Clinical predictors of the development of wheezing to asthma in infants and children
Post-hairy branch can cause recurrent wheezing in infants and children, and there are three main clinical types of infant wheezing according to Tuscon, USA [5]. Transient infantile wheeze: wheezing occurs within 3 years of age and no wheezing episodes after 3 years of age; non-allergic wheeze: lower respiratory tract infection with wheezing occurs within 3 years of age and wheezing episodes still occur after 3 years of age, also known as persistent wheezing, this type of child has an allogeneic gene, about 60% of children develop atopy by 6 years of age, 40% do not develop atopy; allergic wheeze: many children who develop allergic asthma.
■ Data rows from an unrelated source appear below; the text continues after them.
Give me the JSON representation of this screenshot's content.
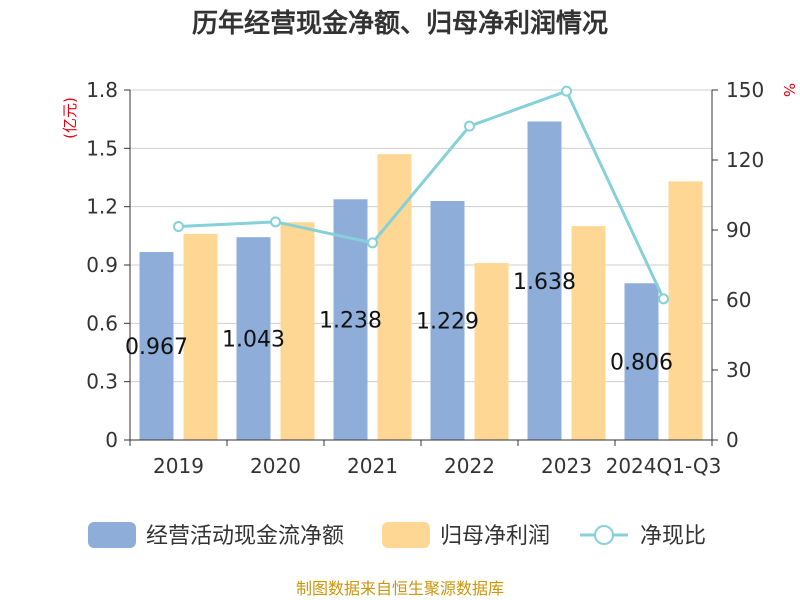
{
  "chart_data": {
    "type": "bar+line",
    "title": "历年经营现金净额、归母净利润情况",
    "categories": [
      "2019",
      "2020",
      "2021",
      "2022",
      "2023",
      "2024Q1-Q3"
    ],
    "series": [
      {
        "name": "经营活动现金流净额",
        "type": "bar",
        "axis": "left",
        "color": "#8eadd9",
        "values": [
          0.967,
          1.043,
          1.238,
          1.229,
          1.638,
          0.806
        ],
        "labels": [
          "0.967",
          "1.043",
          "1.238",
          "1.229",
          "1.638",
          "0.806"
        ]
      },
      {
        "name": "归母净利润",
        "type": "bar",
        "axis": "left",
        "color": "#ffd794",
        "values": [
          1.06,
          1.12,
          1.47,
          0.91,
          1.1,
          1.33
        ]
      },
      {
        "name": "净现比",
        "type": "line",
        "axis": "right",
        "color": "#86d1d9",
        "values": [
          91.5,
          93.5,
          84.5,
          134.5,
          149.5,
          60.5
        ]
      }
    ],
    "y_left": {
      "unit": "(亿元)",
      "min": 0,
      "max": 1.8,
      "ticks": [
        "0",
        "0.3",
        "0.6",
        "0.9",
        "1.2",
        "1.5",
        "1.8"
      ]
    },
    "y_right": {
      "unit": "%",
      "min": 0,
      "max": 150,
      "ticks": [
        "0",
        "30",
        "60",
        "90",
        "120",
        "150"
      ]
    },
    "grid": true,
    "legend": "bottom"
  },
  "source": "制图数据来自恒生聚源数据库"
}
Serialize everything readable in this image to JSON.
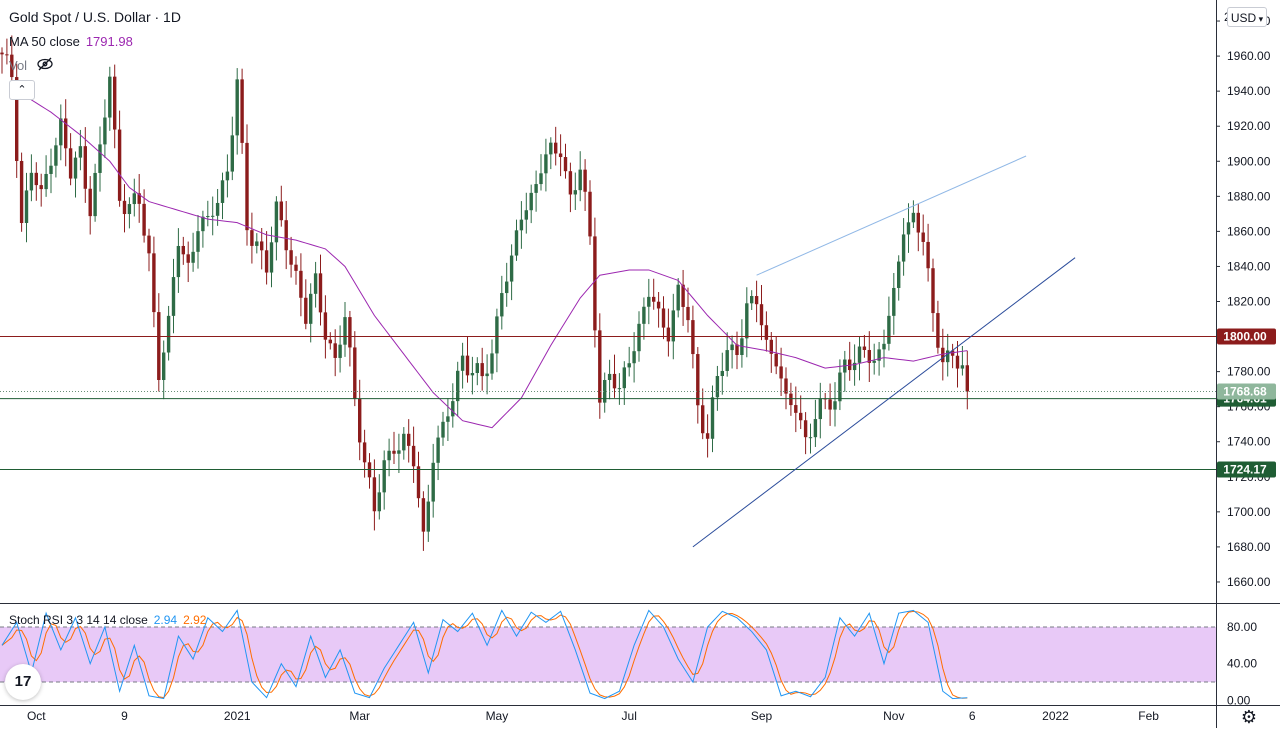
{
  "header": {
    "title": "Gold Spot / U.S. Dollar · 1D",
    "ma_label": "MA 50 close",
    "ma_value": "1791.98",
    "vol_label": "Vol",
    "currency": "USD",
    "first_price_partial": "2"
  },
  "colors": {
    "up": "#2e6b46",
    "down": "#8c1c1c",
    "ma": "#9c27b0",
    "trend": "#2b4c9b",
    "trend_light": "#90b8e6",
    "h1800": "#8c1c1c",
    "h_green": "#1f5d34",
    "stoch_k": "#2196f3",
    "stoch_d": "#ff6d00",
    "stoch_band": "#e8c9f7"
  },
  "chart_data": [
    {
      "type": "candlestick",
      "title": "Gold Spot / U.S. Dollar · 1D",
      "yticks": [
        1660,
        1680,
        1700,
        1720,
        1740,
        1760,
        1780,
        1800,
        1820,
        1840,
        1860,
        1880,
        1900,
        1920,
        1940,
        1960,
        1980
      ],
      "ylim": [
        1648,
        1992
      ],
      "xticks": [
        {
          "label": "Oct",
          "bar": 7
        },
        {
          "label": "9",
          "bar": 25
        },
        {
          "label": "2021",
          "bar": 48
        },
        {
          "label": "Mar",
          "bar": 73
        },
        {
          "label": "May",
          "bar": 101
        },
        {
          "label": "Jul",
          "bar": 128
        },
        {
          "label": "Sep",
          "bar": 155
        },
        {
          "label": "Nov",
          "bar": 182
        },
        {
          "label": "6",
          "bar": 198
        },
        {
          "label": "2022",
          "bar": 215
        },
        {
          "label": "Feb",
          "bar": 234
        }
      ],
      "ohlc_anchors": [
        {
          "bar": 0,
          "close": 1958
        },
        {
          "bar": 2,
          "close": 1950
        },
        {
          "bar": 4,
          "close": 1865
        },
        {
          "bar": 6,
          "close": 1895
        },
        {
          "bar": 8,
          "close": 1878
        },
        {
          "bar": 10,
          "close": 1905
        },
        {
          "bar": 12,
          "close": 1920
        },
        {
          "bar": 14,
          "close": 1892
        },
        {
          "bar": 16,
          "close": 1905
        },
        {
          "bar": 18,
          "close": 1875
        },
        {
          "bar": 20,
          "close": 1905
        },
        {
          "bar": 22,
          "close": 1948
        },
        {
          "bar": 24,
          "close": 1880
        },
        {
          "bar": 26,
          "close": 1875
        },
        {
          "bar": 28,
          "close": 1875
        },
        {
          "bar": 30,
          "close": 1845
        },
        {
          "bar": 32,
          "close": 1782
        },
        {
          "bar": 34,
          "close": 1805
        },
        {
          "bar": 36,
          "close": 1855
        },
        {
          "bar": 38,
          "close": 1840
        },
        {
          "bar": 40,
          "close": 1865
        },
        {
          "bar": 42,
          "close": 1862
        },
        {
          "bar": 44,
          "close": 1880
        },
        {
          "bar": 46,
          "close": 1895
        },
        {
          "bar": 48,
          "close": 1945
        },
        {
          "bar": 50,
          "close": 1860
        },
        {
          "bar": 52,
          "close": 1855
        },
        {
          "bar": 54,
          "close": 1840
        },
        {
          "bar": 56,
          "close": 1870
        },
        {
          "bar": 58,
          "close": 1855
        },
        {
          "bar": 60,
          "close": 1835
        },
        {
          "bar": 62,
          "close": 1810
        },
        {
          "bar": 64,
          "close": 1830
        },
        {
          "bar": 66,
          "close": 1805
        },
        {
          "bar": 68,
          "close": 1785
        },
        {
          "bar": 70,
          "close": 1810
        },
        {
          "bar": 72,
          "close": 1765
        },
        {
          "bar": 74,
          "close": 1730
        },
        {
          "bar": 76,
          "close": 1700
        },
        {
          "bar": 78,
          "close": 1725
        },
        {
          "bar": 80,
          "close": 1740
        },
        {
          "bar": 82,
          "close": 1740
        },
        {
          "bar": 84,
          "close": 1728
        },
        {
          "bar": 86,
          "close": 1685
        },
        {
          "bar": 88,
          "close": 1735
        },
        {
          "bar": 90,
          "close": 1745
        },
        {
          "bar": 92,
          "close": 1765
        },
        {
          "bar": 94,
          "close": 1790
        },
        {
          "bar": 96,
          "close": 1780
        },
        {
          "bar": 98,
          "close": 1775
        },
        {
          "bar": 100,
          "close": 1790
        },
        {
          "bar": 102,
          "close": 1830
        },
        {
          "bar": 104,
          "close": 1840
        },
        {
          "bar": 106,
          "close": 1870
        },
        {
          "bar": 108,
          "close": 1880
        },
        {
          "bar": 110,
          "close": 1898
        },
        {
          "bar": 112,
          "close": 1903
        },
        {
          "bar": 114,
          "close": 1908
        },
        {
          "bar": 116,
          "close": 1880
        },
        {
          "bar": 118,
          "close": 1895
        },
        {
          "bar": 120,
          "close": 1855
        },
        {
          "bar": 122,
          "close": 1765
        },
        {
          "bar": 124,
          "close": 1780
        },
        {
          "bar": 126,
          "close": 1765
        },
        {
          "bar": 128,
          "close": 1790
        },
        {
          "bar": 130,
          "close": 1805
        },
        {
          "bar": 132,
          "close": 1825
        },
        {
          "bar": 134,
          "close": 1810
        },
        {
          "bar": 136,
          "close": 1805
        },
        {
          "bar": 138,
          "close": 1825
        },
        {
          "bar": 140,
          "close": 1810
        },
        {
          "bar": 142,
          "close": 1760
        },
        {
          "bar": 144,
          "close": 1745
        },
        {
          "bar": 146,
          "close": 1775
        },
        {
          "bar": 148,
          "close": 1790
        },
        {
          "bar": 150,
          "close": 1795
        },
        {
          "bar": 152,
          "close": 1815
        },
        {
          "bar": 154,
          "close": 1820
        },
        {
          "bar": 156,
          "close": 1795
        },
        {
          "bar": 158,
          "close": 1790
        },
        {
          "bar": 160,
          "close": 1760
        },
        {
          "bar": 162,
          "close": 1760
        },
        {
          "bar": 164,
          "close": 1742
        },
        {
          "bar": 166,
          "close": 1755
        },
        {
          "bar": 168,
          "close": 1760
        },
        {
          "bar": 170,
          "close": 1765
        },
        {
          "bar": 172,
          "close": 1790
        },
        {
          "bar": 174,
          "close": 1780
        },
        {
          "bar": 176,
          "close": 1795
        },
        {
          "bar": 178,
          "close": 1785
        },
        {
          "bar": 180,
          "close": 1800
        },
        {
          "bar": 182,
          "close": 1820
        },
        {
          "bar": 184,
          "close": 1865
        },
        {
          "bar": 186,
          "close": 1868
        },
        {
          "bar": 188,
          "close": 1855
        },
        {
          "bar": 190,
          "close": 1810
        },
        {
          "bar": 192,
          "close": 1790
        },
        {
          "bar": 194,
          "close": 1788
        },
        {
          "bar": 196,
          "close": 1780
        },
        {
          "bar": 197,
          "close": 1768.68
        }
      ],
      "ma50_anchors": [
        {
          "bar": 3,
          "close": 1945
        },
        {
          "bar": 6,
          "close": 1935
        },
        {
          "bar": 10,
          "close": 1928
        },
        {
          "bar": 16,
          "close": 1915
        },
        {
          "bar": 22,
          "close": 1900
        },
        {
          "bar": 26,
          "close": 1885
        },
        {
          "bar": 30,
          "close": 1877
        },
        {
          "bar": 36,
          "close": 1872
        },
        {
          "bar": 42,
          "close": 1867
        },
        {
          "bar": 48,
          "close": 1865
        },
        {
          "bar": 54,
          "close": 1858
        },
        {
          "bar": 60,
          "close": 1855
        },
        {
          "bar": 66,
          "close": 1850
        },
        {
          "bar": 70,
          "close": 1840
        },
        {
          "bar": 76,
          "close": 1812
        },
        {
          "bar": 82,
          "close": 1790
        },
        {
          "bar": 88,
          "close": 1768
        },
        {
          "bar": 94,
          "close": 1752
        },
        {
          "bar": 100,
          "close": 1748
        },
        {
          "bar": 106,
          "close": 1765
        },
        {
          "bar": 112,
          "close": 1795
        },
        {
          "bar": 118,
          "close": 1822
        },
        {
          "bar": 122,
          "close": 1835
        },
        {
          "bar": 128,
          "close": 1838
        },
        {
          "bar": 132,
          "close": 1838
        },
        {
          "bar": 138,
          "close": 1832
        },
        {
          "bar": 144,
          "close": 1812
        },
        {
          "bar": 150,
          "close": 1795
        },
        {
          "bar": 156,
          "close": 1792
        },
        {
          "bar": 162,
          "close": 1788
        },
        {
          "bar": 168,
          "close": 1782
        },
        {
          "bar": 174,
          "close": 1784
        },
        {
          "bar": 180,
          "close": 1788
        },
        {
          "bar": 186,
          "close": 1786
        },
        {
          "bar": 192,
          "close": 1790
        },
        {
          "bar": 197,
          "close": 1791.98
        }
      ],
      "hlines": [
        {
          "price": 1800.0,
          "label": "1800.00",
          "color_key": "h1800"
        },
        {
          "price": 1764.61,
          "label": "1764.61",
          "color_key": "h_green"
        },
        {
          "price": 1724.17,
          "label": "1724.17",
          "color_key": "h_green"
        }
      ],
      "last_price": {
        "price": 1768.68,
        "label": "1768.68"
      },
      "trendlines": [
        {
          "from": {
            "bar": 141,
            "price": 1680
          },
          "to": {
            "bar": 219,
            "price": 1845
          },
          "color_key": "trend"
        },
        {
          "from": {
            "bar": 154,
            "price": 1835
          },
          "to": {
            "bar": 209,
            "price": 1903
          },
          "color_key": "trend_light"
        }
      ]
    },
    {
      "type": "line",
      "title": "Stoch RSI 3 3 14 14 close",
      "values_shown": {
        "k": "2.94",
        "d": "2.92"
      },
      "yticks": [
        0,
        40,
        80
      ],
      "ytick_labels": [
        "0.00",
        "40.00",
        "80.00"
      ],
      "band": [
        20,
        80
      ],
      "ylim": [
        -5,
        105
      ],
      "k_anchors": [
        {
          "bar": 0,
          "v": 60
        },
        {
          "bar": 3,
          "v": 85
        },
        {
          "bar": 6,
          "v": 30
        },
        {
          "bar": 9,
          "v": 95
        },
        {
          "bar": 12,
          "v": 55
        },
        {
          "bar": 15,
          "v": 90
        },
        {
          "bar": 18,
          "v": 40
        },
        {
          "bar": 21,
          "v": 80
        },
        {
          "bar": 24,
          "v": 10
        },
        {
          "bar": 27,
          "v": 60
        },
        {
          "bar": 30,
          "v": 5
        },
        {
          "bar": 33,
          "v": 2
        },
        {
          "bar": 36,
          "v": 70
        },
        {
          "bar": 39,
          "v": 45
        },
        {
          "bar": 42,
          "v": 90
        },
        {
          "bar": 45,
          "v": 75
        },
        {
          "bar": 48,
          "v": 98
        },
        {
          "bar": 51,
          "v": 20
        },
        {
          "bar": 54,
          "v": 3
        },
        {
          "bar": 57,
          "v": 40
        },
        {
          "bar": 60,
          "v": 15
        },
        {
          "bar": 63,
          "v": 70
        },
        {
          "bar": 66,
          "v": 25
        },
        {
          "bar": 69,
          "v": 55
        },
        {
          "bar": 72,
          "v": 8
        },
        {
          "bar": 75,
          "v": 3
        },
        {
          "bar": 78,
          "v": 35
        },
        {
          "bar": 81,
          "v": 60
        },
        {
          "bar": 84,
          "v": 85
        },
        {
          "bar": 87,
          "v": 30
        },
        {
          "bar": 90,
          "v": 88
        },
        {
          "bar": 93,
          "v": 75
        },
        {
          "bar": 96,
          "v": 95
        },
        {
          "bar": 99,
          "v": 60
        },
        {
          "bar": 102,
          "v": 98
        },
        {
          "bar": 105,
          "v": 70
        },
        {
          "bar": 108,
          "v": 96
        },
        {
          "bar": 111,
          "v": 85
        },
        {
          "bar": 114,
          "v": 97
        },
        {
          "bar": 117,
          "v": 55
        },
        {
          "bar": 120,
          "v": 8
        },
        {
          "bar": 123,
          "v": 2
        },
        {
          "bar": 126,
          "v": 10
        },
        {
          "bar": 129,
          "v": 60
        },
        {
          "bar": 132,
          "v": 98
        },
        {
          "bar": 135,
          "v": 80
        },
        {
          "bar": 138,
          "v": 45
        },
        {
          "bar": 141,
          "v": 20
        },
        {
          "bar": 144,
          "v": 80
        },
        {
          "bar": 147,
          "v": 97
        },
        {
          "bar": 150,
          "v": 90
        },
        {
          "bar": 153,
          "v": 75
        },
        {
          "bar": 156,
          "v": 55
        },
        {
          "bar": 159,
          "v": 5
        },
        {
          "bar": 162,
          "v": 10
        },
        {
          "bar": 165,
          "v": 4
        },
        {
          "bar": 168,
          "v": 25
        },
        {
          "bar": 171,
          "v": 90
        },
        {
          "bar": 174,
          "v": 70
        },
        {
          "bar": 177,
          "v": 95
        },
        {
          "bar": 180,
          "v": 40
        },
        {
          "bar": 183,
          "v": 95
        },
        {
          "bar": 186,
          "v": 98
        },
        {
          "bar": 189,
          "v": 85
        },
        {
          "bar": 192,
          "v": 10
        },
        {
          "bar": 194,
          "v": 2
        },
        {
          "bar": 197,
          "v": 2.94
        }
      ]
    }
  ]
}
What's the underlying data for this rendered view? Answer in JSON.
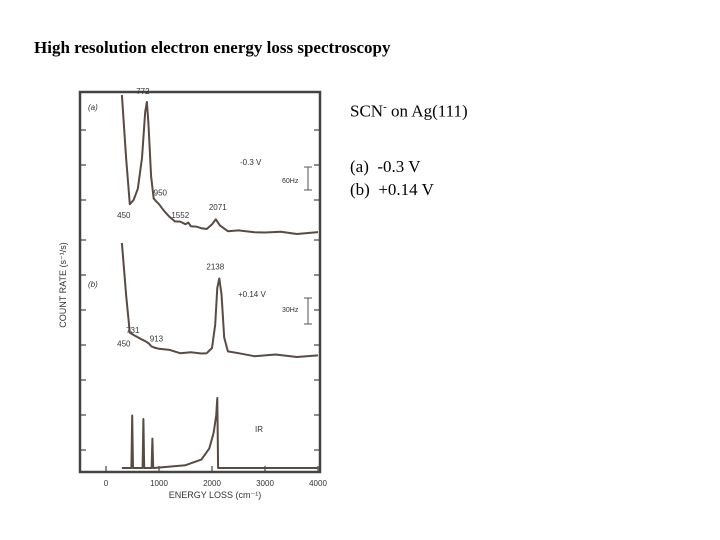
{
  "slide": {
    "title": "High resolution electron energy loss spectroscopy"
  },
  "notes": {
    "species_formula": "SCN",
    "species_charge": "-",
    "species_suffix": " on Ag(111)",
    "conditions": [
      {
        "tag": "(a)",
        "text": "-0.3 V"
      },
      {
        "tag": "(b)",
        "text": "+0.14 V"
      }
    ]
  },
  "colors": {
    "trace": "#5a4a42",
    "frame": "#444444",
    "text": "#333333"
  },
  "chart_data": {
    "type": "line",
    "xlabel": "ENERGY LOSS (cm⁻¹)",
    "ylabel": "COUNT RATE (s⁻¹/s)",
    "xlim": [
      0,
      4000
    ],
    "xticks": [
      "0",
      "1000",
      "2000",
      "3000",
      "4000"
    ],
    "series": [
      {
        "panel": "(a)",
        "label": "-0.3 V",
        "scale": "60Hz",
        "peak_labels": [
          {
            "x": 450,
            "text": "450"
          },
          {
            "x": 772,
            "text": "772"
          },
          {
            "x": 950,
            "text": "950"
          },
          {
            "x": 1552,
            "text": "1552"
          },
          {
            "x": 2071,
            "text": "2071"
          }
        ],
        "x": [
          300,
          380,
          450,
          520,
          600,
          680,
          740,
          772,
          800,
          850,
          900,
          950,
          1000,
          1100,
          1200,
          1300,
          1400,
          1500,
          1552,
          1600,
          1700,
          1800,
          1900,
          2000,
          2071,
          2150,
          2300,
          2500,
          2800,
          3000,
          3300,
          3600,
          4000
        ],
        "y": [
          100,
          55,
          22,
          25,
          33,
          55,
          88,
          95,
          80,
          42,
          26,
          24,
          22,
          17,
          13,
          10,
          9,
          8.5,
          8,
          7,
          5.5,
          5,
          4.5,
          7,
          12,
          6,
          3.5,
          2.8,
          2.2,
          2,
          1.8,
          1.5,
          1.2
        ]
      },
      {
        "panel": "(b)",
        "label": "+0.14 V",
        "scale": "30Hz",
        "peak_labels": [
          {
            "x": 450,
            "text": "450"
          },
          {
            "x": 731,
            "text": "731"
          },
          {
            "x": 913,
            "text": "913"
          },
          {
            "x": 2138,
            "text": "2138"
          }
        ],
        "x": [
          300,
          380,
          450,
          520,
          600,
          680,
          731,
          800,
          860,
          913,
          1000,
          1200,
          1400,
          1600,
          1800,
          1900,
          2000,
          2060,
          2100,
          2138,
          2180,
          2230,
          2300,
          2500,
          2800,
          3200,
          3600,
          4000
        ],
        "y": [
          100,
          55,
          22,
          20,
          18,
          16,
          15,
          13,
          10,
          9,
          8,
          6,
          5,
          4.5,
          4,
          4.5,
          8,
          30,
          60,
          70,
          55,
          18,
          6,
          3.5,
          2.5,
          2,
          1.8,
          1.6
        ]
      },
      {
        "panel": "",
        "label": "IR",
        "scale": "",
        "peak_labels": [],
        "x": [
          300,
          480,
          495,
          510,
          520,
          690,
          705,
          720,
          730,
          860,
          875,
          890,
          900,
          1500,
          1800,
          1950,
          2030,
          2080,
          2100,
          2115,
          2140,
          2300,
          4000
        ],
        "y": [
          0,
          0,
          75,
          0,
          0,
          0,
          70,
          0,
          0,
          0,
          42,
          0,
          0,
          4,
          12,
          28,
          50,
          75,
          100,
          0,
          0,
          0,
          0
        ]
      }
    ]
  }
}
Their first wheeze appears before 6 years of age and can be divided into 2 subtypes:
(1) early-onset allergic wheeze, previously known as persistent wheeze, which appears within 3 years of age.
(2) Late onset allergic wheeze, formerly known as late onset wheeze, which occurs after 3 years of age.
Whether wheezing that appears within the first 3 years of life later develops into asthma, castro-rodriguez et al [21] analyzed six parameters (frequency of wheezing, history of eczema, history of parental asthma, allergic rhinitis, eosinophilia, wheezing caused by non-supine sensation) that are more easily available to clinicians and proposed an assessment of asthma predictors, see Table 1
Table 1: Clinical indicators of asthma risk
Primary indicators
Secondary indicators
1 Physician diagnosis of parent with asthma
2 Physician diagnosis of infant with eczema
3 Physician diagnosis of the infant with allergic rhinitis
4, wheezing caused by non-supine sensation
5, EOS ≥ 4%
Strict predictor: early recurrent wheezing (3 or more wheezing episodes) with 1 of 2 major indicators or 2 of 3 minor indicators
Loose predictor: early wheezing episodes with 1 of 2 primary indicators or 2 of 3 secondary indicators
Children with wheezing who met the loose predictors were 2.6-5.5 times more likely to develop asthma by 6-13 years of age than those who did not, with approximately 59% developing asthma by school age, while those who met the strict predictors were 4.3-9.8 times more likely to develop asthma by 6-13 years of age than those who did not, with approximately 76% developing asthma by school age In infants with wheezing who do not have the above strict predictive index, the chance of developing asthma is <5%. Therefore, this can be used clinically as a predictor of the development of asthma in infants and children with wheezing. < p="">In summary, the development of post-hairy asthma is influenced by a number of factors, and the chart by Openshaw PJ et al [22] clearly shows these associations in comparison. A proper understanding of the diagnostic features of asthma in the youngest years and the use of asthma expectancy indicators for the assessment of children with wheezing and timely intervention in children at risk can help stop the onset of asthma.